Le président américain Donald Trump s'est dit ouvert dimanche à une entrevue avec la dirigeante par intérim du Venezuela Delcy Rodriguez. Il a estimé que son gouvernement travaillait "vraiment bien" avec Caracas.

A la question de savoir s'il prévoyait de rencontrer Mme Rodriguez, Donald Trump a répondu aux journalistes: "A un moment donné, je le ferai", à bord de son avion Air Force One.

La vice-présidente du Venezuela, investie comme cheffe de l'Etat par intérim, après la capture du président Nicolás Maduro et de son épouse le 3 janvier, négocie sur plusieurs fronts avec Washington, qui souhaite notamment profiter des immenses réserves de pétrole vénézuéliennes.

Son gouvernement a décidé d'entamer "un processus exploratoire" en vue de rétablir les relations diplomatiques avec les Etats-Unis, rompues depuis 2019, tout en répétant qu'il n'est pas "soumis" à Washington.
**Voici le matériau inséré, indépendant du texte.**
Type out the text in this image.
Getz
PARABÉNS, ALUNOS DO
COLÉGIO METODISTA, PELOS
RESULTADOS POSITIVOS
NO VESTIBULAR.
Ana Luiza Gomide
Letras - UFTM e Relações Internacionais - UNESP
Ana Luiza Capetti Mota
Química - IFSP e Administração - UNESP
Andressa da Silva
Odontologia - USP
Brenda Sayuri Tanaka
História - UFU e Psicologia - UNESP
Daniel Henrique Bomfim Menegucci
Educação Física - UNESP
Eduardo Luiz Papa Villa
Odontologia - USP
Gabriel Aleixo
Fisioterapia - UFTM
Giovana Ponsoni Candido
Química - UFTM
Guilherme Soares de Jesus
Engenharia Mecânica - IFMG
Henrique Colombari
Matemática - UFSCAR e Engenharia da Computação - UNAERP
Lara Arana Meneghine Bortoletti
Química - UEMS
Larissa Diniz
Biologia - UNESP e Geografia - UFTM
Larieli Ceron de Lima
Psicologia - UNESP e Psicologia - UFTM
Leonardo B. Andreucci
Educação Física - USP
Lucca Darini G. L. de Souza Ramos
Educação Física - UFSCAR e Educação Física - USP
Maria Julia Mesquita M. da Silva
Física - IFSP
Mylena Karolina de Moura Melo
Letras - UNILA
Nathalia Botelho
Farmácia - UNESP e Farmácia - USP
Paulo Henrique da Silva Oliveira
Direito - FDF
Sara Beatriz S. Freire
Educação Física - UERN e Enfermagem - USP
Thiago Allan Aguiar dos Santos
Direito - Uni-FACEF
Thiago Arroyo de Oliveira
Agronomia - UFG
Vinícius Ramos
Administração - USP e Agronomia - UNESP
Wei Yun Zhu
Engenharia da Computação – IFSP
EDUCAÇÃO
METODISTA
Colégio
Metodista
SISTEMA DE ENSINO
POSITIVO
Après une visite de diplomates américains à Caracas vendredi, l'exécutif américain "reste en contact étroit avec les autorités intérimaires", a indiqué samedi un responsable du département d'Etat. M. Trump a affirmé avoir "annulé" une nouvelle attaque américaine sur le Venezuela du fait de la "coopération" de Caracas.

Cuba dans le viseur

Le président américain, qui veut en finir avec la collaboration entre Caracas et la Havane, a néanmoins durci le ton contre Cuba et exhorté le pays caribéen à accepter "avant qu'il ne soit trop tard" un "accord" dont il n'a pas précisé la nature, suscitant la colère de son homologue à La Havane.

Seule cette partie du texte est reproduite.